La difesa ipotizzò anche una precipitazione per suicidio sostenuta dalla testimonianza oculare (l’unica) di una cameriera spagnola, Francisca Puga Escuder: “L’ho vista scavalcare e gettarsi, sollevò una delle gambe sulla ringhiera, fece una piccola rotazione del corpo in avanti e si lasciò cadere nel vuoto”.
Attendibile?
In realtà, senza disturbare troppo la psicologia della testimonianza, la sua deposizione fu sempre altalenante al punto di perdere di credibilità. Dapprima dichiarò di aver visto Martina gettarsi nel vuoto, poi, in un secondo momento, la sua testimonianza si fece più confusa, meno certa “non ricordava benissimo” ed infine nell’ultima audizione davanti agli inquirenti spagnoli la sua memoria tornò e ricordò anche il particolare della rotazione sulla ringhiera. In quella stessa testimonianza curiosamente non ricordò di aver visto gli asciugamani e gli indumenti stesi sulla ringhiera in questione. La cameriera, tra l’altro, avrebbe assistito alla scena dal basso (la precipitazione avvenne al sesto piano) e per giunta di notte.
No, la deposizione della Puga non venne ritenuta affidabile nel processo ai due ragazzi aretini presenti quel giorno nella stanza.
La posizione del corpo accertata successivamente in corrispondenza di un margine del balcone, escluse quindi l’ipotesi suicidiaria anche per via della ridotta distanza tra il corpo ed il prospetto dell’edificio. Al contrario di quanto si possa pensare, in caso di caduta accidentale (o omicidiaria) questa distanza risulta essere minore rispetto ad una caduta suicidiaria.
Le persone non vengono “lanciate”.
Quindi la discriminazione tra caduta accidentale e omicidiaria viene effettuata tenendo conto anche di altre risultanze investigative. Per esempio, nel caso in questione, acquisiscono importanza: i graffi presenti sul collo di uno degli imputati, il fatto che Martina sia entrata in quella stanza con i pantaloncini corti e viene poi rinvenuta a terra in maglietta e mutandine e alcune intercettazioni telefoniche effettuate nei riguardi degli imputati.

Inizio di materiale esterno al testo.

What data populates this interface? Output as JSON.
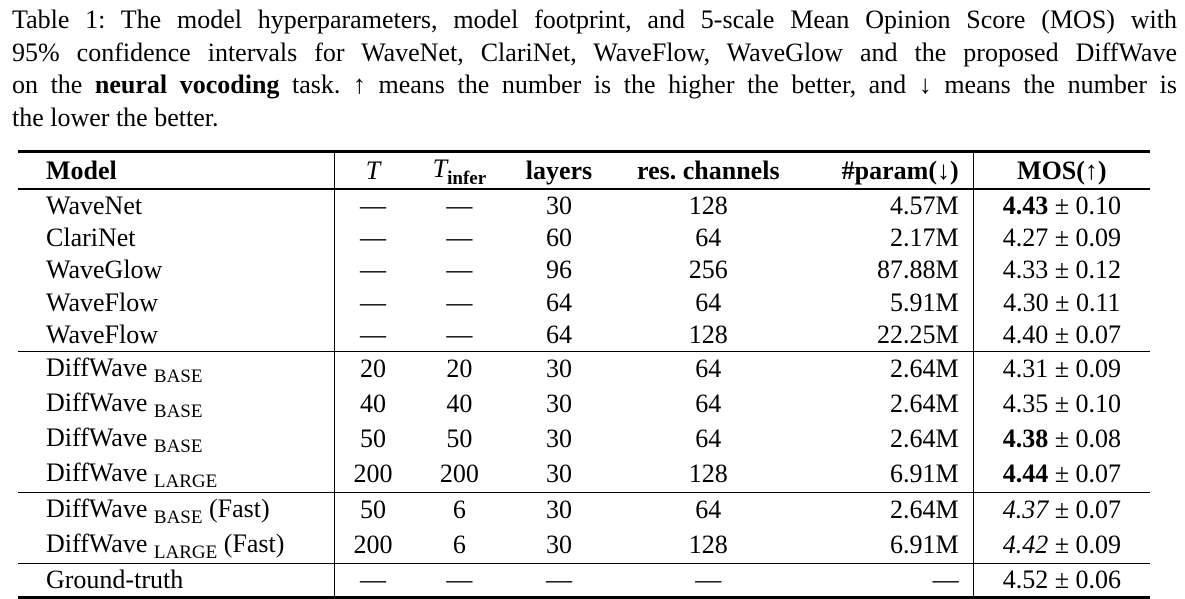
{
  "caption": {
    "line1": "Table 1: The model hyperparameters, model footprint, and 5-scale Mean Opinion Score (MOS) with",
    "line2": "95% confidence intervals for WaveNet, ClariNet, WaveFlow, WaveGlow and the proposed DiffWave",
    "line3_pre": "on the ",
    "line3_bold": "neural vocoding",
    "line3_post": " task. ↑ means the number is the higher the better, and ↓ means the number is",
    "line4": "the lower the better."
  },
  "headers": {
    "model": "Model",
    "T": "T",
    "T_infer_main": "T",
    "T_infer_sub": "infer",
    "layers": "layers",
    "res_channels": "res. channels",
    "param": "#param(↓)",
    "mos": "MOS(↑)"
  },
  "rows": [
    {
      "model": "WaveNet",
      "sub": "",
      "suffix": "",
      "T": "—",
      "Ti": "—",
      "layers": "30",
      "res": "128",
      "param": "4.57M",
      "mos_val": "4.43",
      "mos_ci": " ± 0.10"
    },
    {
      "model": "ClariNet",
      "sub": "",
      "suffix": "",
      "T": "—",
      "Ti": "—",
      "layers": "60",
      "res": "64",
      "param": "2.17M",
      "mos_val": "4.27",
      "mos_ci": " ± 0.09"
    },
    {
      "model": "WaveGlow",
      "sub": "",
      "suffix": "",
      "T": "—",
      "Ti": "—",
      "layers": "96",
      "res": "256",
      "param": "87.88M",
      "mos_val": "4.33",
      "mos_ci": " ± 0.12"
    },
    {
      "model": "WaveFlow",
      "sub": "",
      "suffix": "",
      "T": "—",
      "Ti": "—",
      "layers": "64",
      "res": "64",
      "param": "5.91M",
      "mos_val": "4.30",
      "mos_ci": " ± 0.11"
    },
    {
      "model": "WaveFlow",
      "sub": "",
      "suffix": "",
      "T": "—",
      "Ti": "—",
      "layers": "64",
      "res": "128",
      "param": "22.25M",
      "mos_val": "4.40",
      "mos_ci": " ± 0.07"
    },
    {
      "model": "DiffWave",
      "sub": "BASE",
      "suffix": "",
      "T": "20",
      "Ti": "20",
      "layers": "30",
      "res": "64",
      "param": "2.64M",
      "mos_val": "4.31",
      "mos_ci": " ± 0.09"
    },
    {
      "model": "DiffWave",
      "sub": "BASE",
      "suffix": "",
      "T": "40",
      "Ti": "40",
      "layers": "30",
      "res": "64",
      "param": "2.64M",
      "mos_val": "4.35",
      "mos_ci": " ± 0.10"
    },
    {
      "model": "DiffWave",
      "sub": "BASE",
      "suffix": "",
      "T": "50",
      "Ti": "50",
      "layers": "30",
      "res": "64",
      "param": "2.64M",
      "mos_val": "4.38",
      "mos_ci": " ± 0.08"
    },
    {
      "model": "DiffWave",
      "sub": "LARGE",
      "suffix": "",
      "T": "200",
      "Ti": "200",
      "layers": "30",
      "res": "128",
      "param": "6.91M",
      "mos_val": "4.44",
      "mos_ci": " ± 0.07"
    },
    {
      "model": "DiffWave",
      "sub": "BASE",
      "suffix": " (Fast)",
      "T": "50",
      "Ti": "6",
      "layers": "30",
      "res": "64",
      "param": "2.64M",
      "mos_val": "4.37",
      "mos_ci": " ± 0.07"
    },
    {
      "model": "DiffWave",
      "sub": "LARGE",
      "suffix": " (Fast)",
      "T": "200",
      "Ti": "6",
      "layers": "30",
      "res": "128",
      "param": "6.91M",
      "mos_val": "4.42",
      "mos_ci": " ± 0.09"
    },
    {
      "model": "Ground-truth",
      "sub": "",
      "suffix": "",
      "T": "—",
      "Ti": "—",
      "layers": "—",
      "res": "—",
      "param": "—",
      "mos_val": "4.52",
      "mos_ci": " ± 0.06"
    }
  ]
}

Ricostruire un evento delittuoso senza testimonianze dirette, circostanziali e concordanti è decisamente difficile. Nel caso specifico sono assenti anche elementi di natura prettamente scientifica quali impronte digitali, DNA, tracce ematiche ed altro ancora.
Un’accurata analisi dei pochi dati oggettivi è riuscita a far combaciare i vari pezzi del puzzle fino a determinare l’unica dinamica possibile di quella notte: la caduta accidentale di Martina per fuggire dall’aggressione.